Трумэн с любопытством глядел на человека, присутствию которого до сих пор не придавал никакого значения. Президенту и в голову не приходило, что Эттли может заменить Черчилля на посту премьер-министра Великобритании. Теперь эта мысль мелькнула у него, но он ее тотчас прогнал: в течение последних шести лет президент не представлял себе Великобританию без Черчилля.

– Что ж, – сказал Трумэн, – я думаю, что предложение премьер-министра приемлемо. – Имени Эттли он не упомянул. – В самом деле, географическое положение… – Трумэн вопросительно взглянул на Сталина.

– Хорошо, – без тени иронии произнес Сталин. – Я не возражаю.

– Но я хочу оставить за собой право пригласить глав правительств посетить Америку, – с улыбкой заметил Трумэн, обращаясь главным образом к Сталину.

Сталин, может быть, и ответил бы на это приглашение, но его опередил Черчилль.

– Разрешите мне, – торжественно провозгласил он, – выразить благодарность президенту и генералиссимусу за любезное согласие с нашим предложением. – Слегка откинув массивную голову, Черчилль обвел победным взглядом присутствующих, словно полководец, выигравший важное сражение.

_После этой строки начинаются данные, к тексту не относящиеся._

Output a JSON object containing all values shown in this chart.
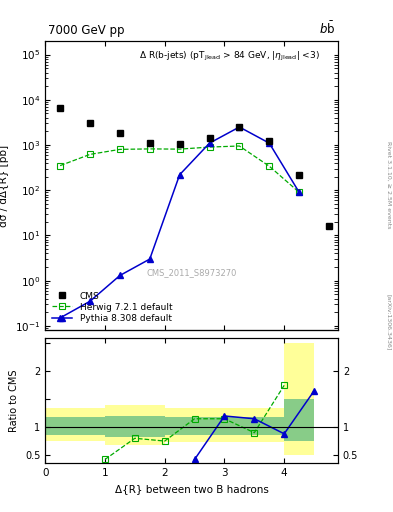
{
  "title_top": "7000 GeV pp",
  "title_right": "b$\\bar{\\mathrm{b}}$",
  "annotation": "$\\Delta$ R(b-jets) (pT$_{\\mathregular{Jlead}}$ > 84 GeV, |$\\eta_{\\mathregular{Jlead}}$| <3)",
  "cms_label": "CMS_2011_S8973270",
  "right_label": "Rivet 3.1.10, ≥ 2.5M events",
  "arxiv_label": "[arXiv:1306.3436]",
  "ylabel_main": "dσ / dΔ{R} [pb]",
  "ylabel_ratio": "Ratio to CMS",
  "xlabel": "Δ{R} between two B hadrons",
  "cms_x": [
    0.25,
    0.75,
    1.25,
    1.75,
    2.25,
    2.75,
    3.25,
    3.75,
    4.25,
    4.75
  ],
  "cms_y": [
    6500,
    3000,
    1800,
    1100,
    1050,
    1400,
    2500,
    1200,
    220,
    16
  ],
  "herwig_x": [
    0.25,
    0.75,
    1.25,
    1.75,
    2.25,
    2.75,
    3.25,
    3.75,
    4.25
  ],
  "herwig_y": [
    350,
    620,
    800,
    820,
    810,
    900,
    950,
    340,
    90
  ],
  "pythia_x": [
    0.25,
    0.75,
    1.25,
    1.75,
    2.25,
    2.75,
    3.25,
    3.75,
    4.25
  ],
  "pythia_y": [
    0.15,
    0.35,
    1.3,
    3.0,
    220,
    1100,
    2500,
    1100,
    90
  ],
  "ratio_herwig_x": [
    1.0,
    1.5,
    2.0,
    2.5,
    3.0,
    3.5,
    4.0
  ],
  "ratio_herwig_y": [
    0.42,
    0.8,
    0.75,
    1.15,
    1.15,
    0.9,
    1.75
  ],
  "ratio_pythia_x": [
    2.5,
    3.0,
    3.5,
    4.0,
    4.5
  ],
  "ratio_pythia_y": [
    0.42,
    1.2,
    1.15,
    0.88,
    1.65
  ],
  "band_x": [
    0.0,
    0.5,
    1.0,
    1.5,
    2.0,
    2.5,
    3.0,
    3.5,
    4.0,
    4.5
  ],
  "band_yellow_low": [
    0.75,
    0.75,
    0.68,
    0.68,
    0.73,
    0.73,
    0.73,
    0.73,
    0.5,
    0.5
  ],
  "band_yellow_high": [
    1.35,
    1.35,
    1.4,
    1.4,
    1.35,
    1.35,
    1.35,
    1.35,
    2.5,
    2.5
  ],
  "band_green_low": [
    0.85,
    0.85,
    0.82,
    0.82,
    0.85,
    0.85,
    0.85,
    0.85,
    0.75,
    0.75
  ],
  "band_green_high": [
    1.18,
    1.18,
    1.2,
    1.2,
    1.18,
    1.18,
    1.18,
    1.18,
    1.5,
    1.5
  ],
  "ylim_main": [
    0.08,
    200000
  ],
  "ylim_ratio": [
    0.35,
    2.6
  ],
  "xlim": [
    0.0,
    4.9
  ],
  "cms_color": "#000000",
  "herwig_color": "#00aa00",
  "pythia_color": "#0000cc",
  "band_yellow": "#ffff99",
  "band_green": "#88cc88"
}
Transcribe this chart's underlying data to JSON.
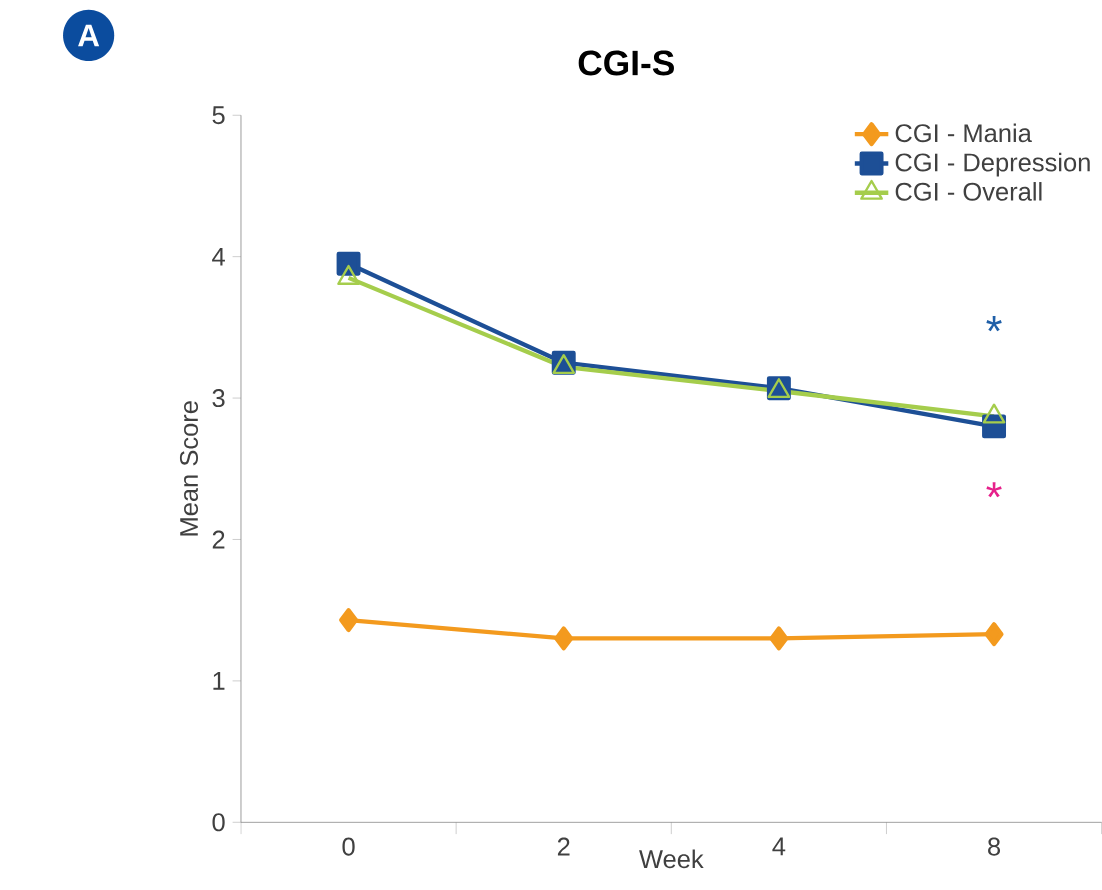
{
  "chart_data": {
    "type": "line",
    "title": "CGI-S",
    "xlabel": "Week",
    "ylabel": "Mean Score",
    "categories": [
      "0",
      "2",
      "4",
      "8"
    ],
    "series": [
      {
        "name": "CGI - Mania",
        "color": "#f39a1e",
        "marker": "diamond",
        "values": [
          1.43,
          1.3,
          1.3,
          1.33
        ]
      },
      {
        "name": "CGI - Depression",
        "color": "#1d4f96",
        "marker": "square",
        "values": [
          3.95,
          3.25,
          3.07,
          2.8
        ]
      },
      {
        "name": "CGI - Overall",
        "color": "#a5cd4c",
        "marker": "triangle",
        "values": [
          3.85,
          3.22,
          3.05,
          2.87
        ]
      }
    ],
    "ylim": [
      0,
      5
    ],
    "yticks": [
      0,
      1,
      2,
      3,
      4,
      5
    ],
    "legend": "top right",
    "grid": false,
    "annotations": [
      "A",
      "*",
      "*"
    ]
  }
}
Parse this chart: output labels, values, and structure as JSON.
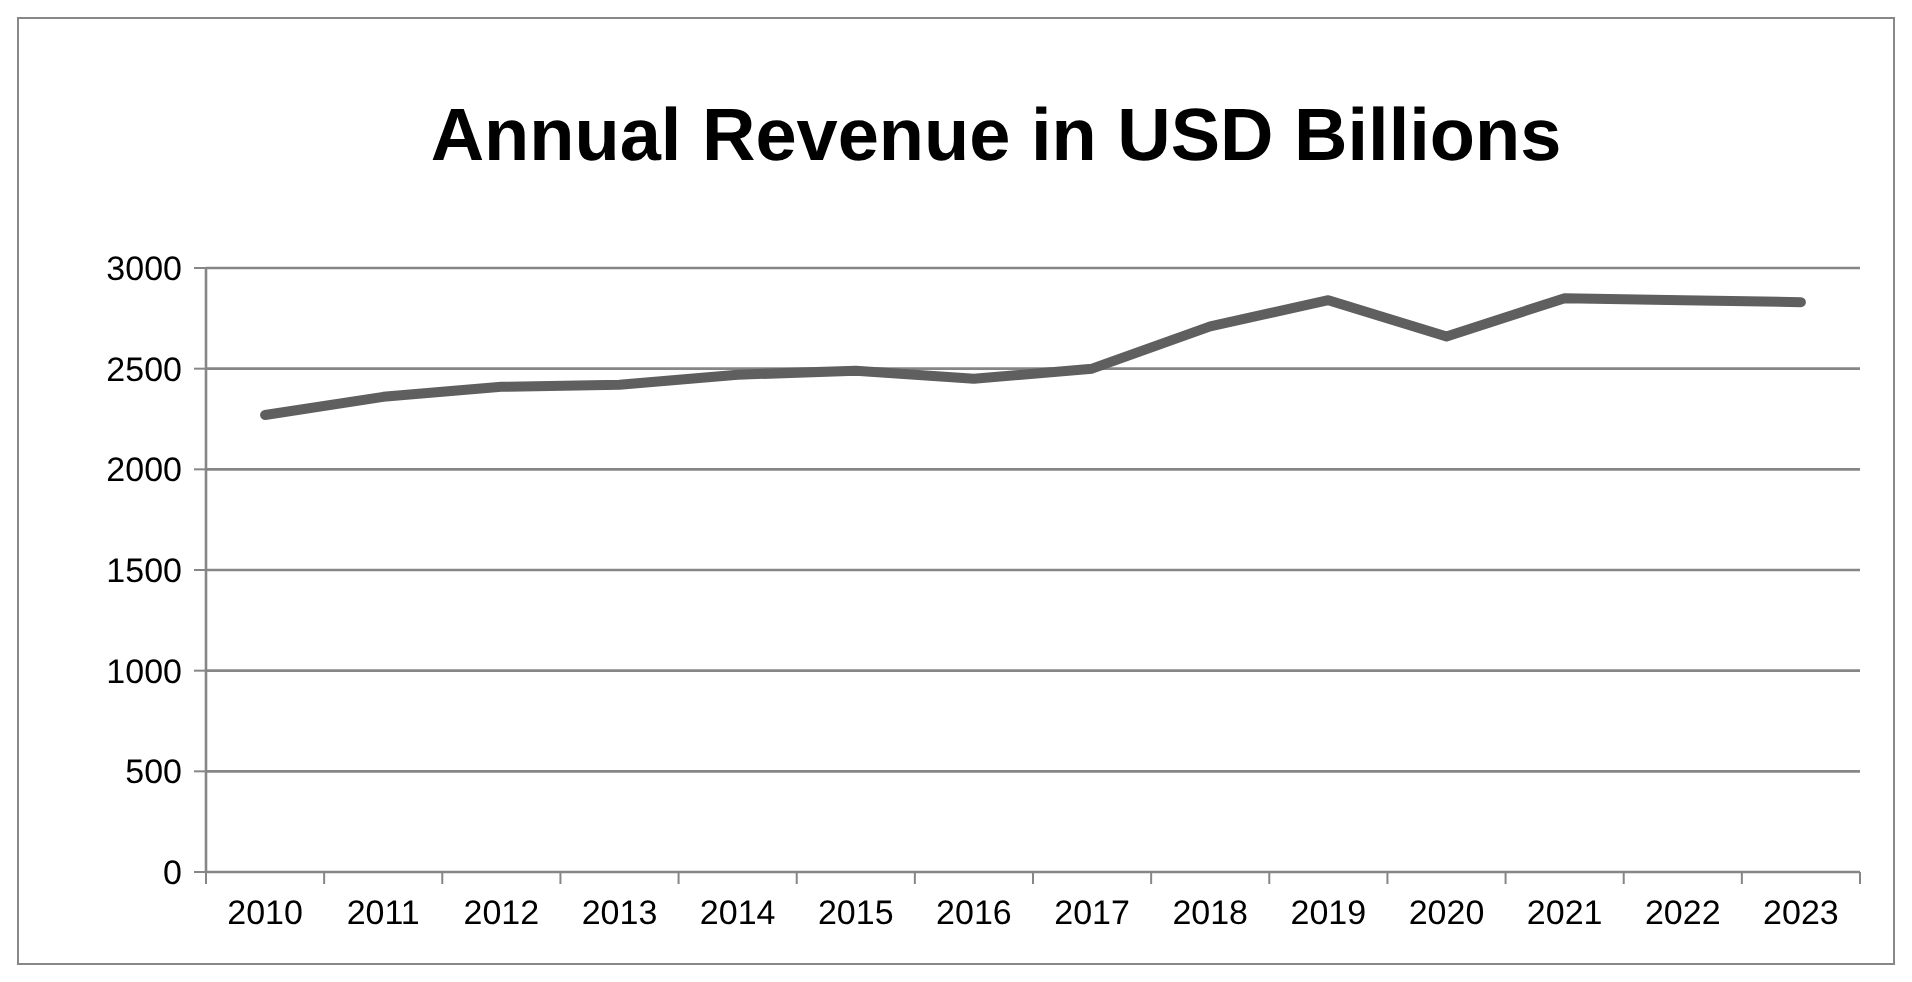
{
  "chart_data": {
    "type": "line",
    "title": "Annual Revenue in USD Billions",
    "categories": [
      "2010",
      "2011",
      "2012",
      "2013",
      "2014",
      "2015",
      "2016",
      "2017",
      "2018",
      "2019",
      "2020",
      "2021",
      "2022",
      "2023"
    ],
    "series": [
      {
        "color": "#5f5f5f",
        "values": [
          2270,
          2360,
          2410,
          2420,
          2470,
          2490,
          2450,
          2500,
          2710,
          2840,
          2660,
          2850,
          2840,
          2830
        ]
      }
    ],
    "ylim": [
      0,
      3000
    ],
    "yticks": [
      0,
      500,
      1000,
      1500,
      2000,
      2500,
      3000
    ],
    "grid": "y",
    "marker": "none",
    "line_style": "solid"
  }
}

Трумэн укоризненно посмотрел на него, но ничего не сказал. Как-никак именно в союзе с Черчиллем ему предстояло действовать дальше.

– Я предлагаю, – заговорил он после короткой паузы, – произвести некоторую перестановку в повестке дня, предложенной министрами, и начать с обсуждения нашей политики по отношению к Италии.

Бирнс одобрительно кивнул. Если бы удалось осуществить разработанный им план, Италия могла бы послужить образцом для стран Восточной Европы…

«Теперь, – думал Бирнс, – самое главное – не выпускать вожжи из рук». Но, судя по всему, Трумэн твердо решил положить конец эскападам Черчилля.

– Сущностью моего предложения, – начал он, – является следующее…

Президент предлагал признать заслуги Италии как Участницы войны против Германии, поскольку на заключительном этапе она выступила в союзе со странами антигитлеровской коалиции. Жесткие условия капитуляции естественны по отношению к Германии. Что же касается Италии, то их следует заменить обязательствами итальянского правительства: во-первых, воздержаться вплоть до заключения мирного договора от каких бы то ни было враждебных действий против любой из Объединенных наций и, во-вторых, не содержать никаких военных сил, кроме разрешенных союзниками. Контроль над положением в Италии должен быть смягчен и ограничен мерами, необходимыми для обеспечения союзных военных потребностей, пока союзные силы остаются в Италии.

Окончив речь, Трумэн строго оглядел присутствующих, как бы предупреждая, что никаких отклонений от повестки дня он в дальнейшем не потерпит.

Бирнс, пожалуй, впервые за последние дни был доволен президентом. Высказанные Трумэном предложения были подготовлены Бирнсом буквально за час до начала заседания. Министрами они не обсуждались – по крайней мере, в столь четко сформулированном виде, – хотя включить в повестку дня вопрос об Италии было решено.

Теперь все зависело от Сталина. Его возражения можно было предвидеть. Прежде всего он обратит внимание на то, что, смягчая условия для Италии, Трумэн хочет накрепко приковать эту страну к американской колеснице. Однако вряд ли Сталин будет называть вещи своими именами. Вернее всего, он начнет доказывать, что Германия Гитлера и Италия Муссолини представляли в минувшей войне как бы одно целое. Да, скажет он, Италия закончила войну на стороне союзников, но это не снимает с нее вины.